Many ultra-short-throw projectors (and a smaller number of short-throw projectors) offer standard or optional interactive features. These features allow the presenter and even viewers to use an interactive pen to annotate and collaborate, right on the screen. Think of the pen as a mouse, except it doesn't need to be connected to a laptop, and it can write like a stylus.
"Ultra-short-throw projectors add new levels of flexibility and interactivity to classrooms, meeting rooms and a range of commercial applications, transforming most flat surfaces into interactive screens," says Sander Phipps, senior product manager, Professional Projectors for Sony Electronics. "The newest models add interactive writing capabilities and simultaneous, dual-touch, interactive annotation on the projection screen with a special pen and drawing software." Determine if you'd like to pay a premium for interactive features and purchase accordingly.
Buying Tip #4What is the projector's brightness?
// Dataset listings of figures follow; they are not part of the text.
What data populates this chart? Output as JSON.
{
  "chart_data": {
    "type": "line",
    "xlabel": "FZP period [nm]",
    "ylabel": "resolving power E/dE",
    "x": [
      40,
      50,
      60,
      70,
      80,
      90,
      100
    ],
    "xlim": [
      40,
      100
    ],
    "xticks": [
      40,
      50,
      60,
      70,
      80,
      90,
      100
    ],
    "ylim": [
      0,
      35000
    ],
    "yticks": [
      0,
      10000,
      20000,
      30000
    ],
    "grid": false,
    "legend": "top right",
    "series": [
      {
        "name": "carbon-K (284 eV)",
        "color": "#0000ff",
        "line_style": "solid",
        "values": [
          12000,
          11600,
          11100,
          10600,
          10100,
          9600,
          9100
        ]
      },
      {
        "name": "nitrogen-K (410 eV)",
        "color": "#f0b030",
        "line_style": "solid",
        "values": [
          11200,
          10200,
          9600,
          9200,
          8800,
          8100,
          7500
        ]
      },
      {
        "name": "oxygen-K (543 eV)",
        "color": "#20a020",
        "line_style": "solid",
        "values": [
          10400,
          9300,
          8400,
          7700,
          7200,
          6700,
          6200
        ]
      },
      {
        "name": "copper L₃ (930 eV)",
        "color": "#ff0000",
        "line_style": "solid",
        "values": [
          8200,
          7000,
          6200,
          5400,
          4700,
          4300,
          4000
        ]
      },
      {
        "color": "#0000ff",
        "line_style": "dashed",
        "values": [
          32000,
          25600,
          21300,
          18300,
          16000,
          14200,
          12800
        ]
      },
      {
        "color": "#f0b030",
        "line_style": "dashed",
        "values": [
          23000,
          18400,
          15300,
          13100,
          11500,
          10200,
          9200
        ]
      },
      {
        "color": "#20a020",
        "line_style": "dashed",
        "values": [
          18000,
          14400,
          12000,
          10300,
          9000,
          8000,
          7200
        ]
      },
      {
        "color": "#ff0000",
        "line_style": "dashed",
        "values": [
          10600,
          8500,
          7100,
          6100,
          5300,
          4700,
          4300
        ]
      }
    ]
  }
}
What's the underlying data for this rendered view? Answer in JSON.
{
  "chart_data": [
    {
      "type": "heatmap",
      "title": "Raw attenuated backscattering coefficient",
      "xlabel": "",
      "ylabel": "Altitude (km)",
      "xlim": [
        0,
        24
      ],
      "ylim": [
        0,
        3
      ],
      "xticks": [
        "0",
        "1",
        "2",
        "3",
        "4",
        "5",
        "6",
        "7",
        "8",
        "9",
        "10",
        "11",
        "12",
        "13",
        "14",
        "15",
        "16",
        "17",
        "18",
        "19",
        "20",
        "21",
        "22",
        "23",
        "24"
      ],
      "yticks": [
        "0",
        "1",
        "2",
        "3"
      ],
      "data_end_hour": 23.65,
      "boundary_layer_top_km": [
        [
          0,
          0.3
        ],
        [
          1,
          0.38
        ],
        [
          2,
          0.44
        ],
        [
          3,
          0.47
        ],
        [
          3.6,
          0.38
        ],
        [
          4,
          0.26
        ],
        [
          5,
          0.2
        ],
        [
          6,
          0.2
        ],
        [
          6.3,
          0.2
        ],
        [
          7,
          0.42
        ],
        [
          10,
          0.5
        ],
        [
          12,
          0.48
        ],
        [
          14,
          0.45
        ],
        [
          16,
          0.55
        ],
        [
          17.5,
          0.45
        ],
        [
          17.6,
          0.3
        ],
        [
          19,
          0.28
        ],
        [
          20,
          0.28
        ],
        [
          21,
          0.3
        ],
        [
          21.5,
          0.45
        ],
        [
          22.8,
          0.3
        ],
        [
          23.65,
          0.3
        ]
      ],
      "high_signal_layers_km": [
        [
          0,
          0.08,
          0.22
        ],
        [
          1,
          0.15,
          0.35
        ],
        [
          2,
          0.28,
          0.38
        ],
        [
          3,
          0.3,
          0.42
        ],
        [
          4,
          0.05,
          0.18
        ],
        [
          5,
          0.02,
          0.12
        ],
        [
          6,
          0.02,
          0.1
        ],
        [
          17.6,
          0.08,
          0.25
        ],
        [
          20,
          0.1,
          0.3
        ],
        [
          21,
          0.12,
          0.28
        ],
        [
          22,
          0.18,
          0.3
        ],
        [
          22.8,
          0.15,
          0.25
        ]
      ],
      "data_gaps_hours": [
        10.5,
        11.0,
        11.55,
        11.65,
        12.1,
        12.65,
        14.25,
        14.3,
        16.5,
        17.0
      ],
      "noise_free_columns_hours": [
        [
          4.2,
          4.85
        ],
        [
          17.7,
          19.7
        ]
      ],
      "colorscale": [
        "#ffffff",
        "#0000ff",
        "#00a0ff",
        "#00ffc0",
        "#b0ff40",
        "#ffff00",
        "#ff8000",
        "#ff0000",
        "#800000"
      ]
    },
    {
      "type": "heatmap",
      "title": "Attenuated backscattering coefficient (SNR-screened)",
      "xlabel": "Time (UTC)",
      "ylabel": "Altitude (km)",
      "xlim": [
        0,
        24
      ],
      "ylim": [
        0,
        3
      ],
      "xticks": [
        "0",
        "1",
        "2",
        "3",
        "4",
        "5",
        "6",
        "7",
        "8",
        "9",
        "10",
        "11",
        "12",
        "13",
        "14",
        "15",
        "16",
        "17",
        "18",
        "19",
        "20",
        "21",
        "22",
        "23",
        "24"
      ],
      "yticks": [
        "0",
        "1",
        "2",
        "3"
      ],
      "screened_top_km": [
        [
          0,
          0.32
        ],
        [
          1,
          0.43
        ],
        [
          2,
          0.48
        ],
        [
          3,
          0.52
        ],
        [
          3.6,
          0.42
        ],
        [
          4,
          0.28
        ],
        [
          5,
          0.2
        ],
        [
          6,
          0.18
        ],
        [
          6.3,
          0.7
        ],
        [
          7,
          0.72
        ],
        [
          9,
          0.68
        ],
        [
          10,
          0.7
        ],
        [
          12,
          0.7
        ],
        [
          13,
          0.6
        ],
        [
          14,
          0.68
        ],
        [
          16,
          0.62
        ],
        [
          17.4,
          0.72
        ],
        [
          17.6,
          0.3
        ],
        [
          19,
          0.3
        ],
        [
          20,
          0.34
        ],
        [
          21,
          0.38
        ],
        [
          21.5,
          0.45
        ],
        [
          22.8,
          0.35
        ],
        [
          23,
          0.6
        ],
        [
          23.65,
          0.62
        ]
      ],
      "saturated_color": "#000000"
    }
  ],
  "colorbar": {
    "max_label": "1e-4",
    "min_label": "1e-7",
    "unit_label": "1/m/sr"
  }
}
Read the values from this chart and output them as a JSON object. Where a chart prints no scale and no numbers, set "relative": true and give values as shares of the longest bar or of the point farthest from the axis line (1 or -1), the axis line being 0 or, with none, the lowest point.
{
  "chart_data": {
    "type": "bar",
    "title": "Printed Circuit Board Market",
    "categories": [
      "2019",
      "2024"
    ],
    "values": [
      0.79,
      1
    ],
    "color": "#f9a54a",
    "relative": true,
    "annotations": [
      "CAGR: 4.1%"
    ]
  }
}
A projector's brightness spec can provide useful information for comparison's sake. Brightness is usually measured in lumens, or light output, with many projectors in the short-throw and ultra-short-throw categories offering 3,000 Lumens brightness. Consider that the average. As a rule, "the larger the screen and the more ambient light in the room, the more lumens you will need," says Phipps.
Buying Tip #5How important are energy savings to you? If your organization is looking to cut costs or become more environmentally friendly, you're not alone. Many short-throw and ultra-short-throw projectors boast energy efficiency features. Seek them out when considering different models. "In conventional projectors, energy use is primarily from the lamp," says Phipps. "So the more efficient a projector is at turning the lamp wattage into available light on the screen, the more energy efficient the projector is." Newer models that use LED and/or laser are more energy efficient in addition to being easier to maintain. Phipps adds, "Another maintenance issue that should be considered is filter cleaning cycles. Projectors that only require filters to be cleaned or changed at the same intervals as the lamp can lessen maintenance headaches."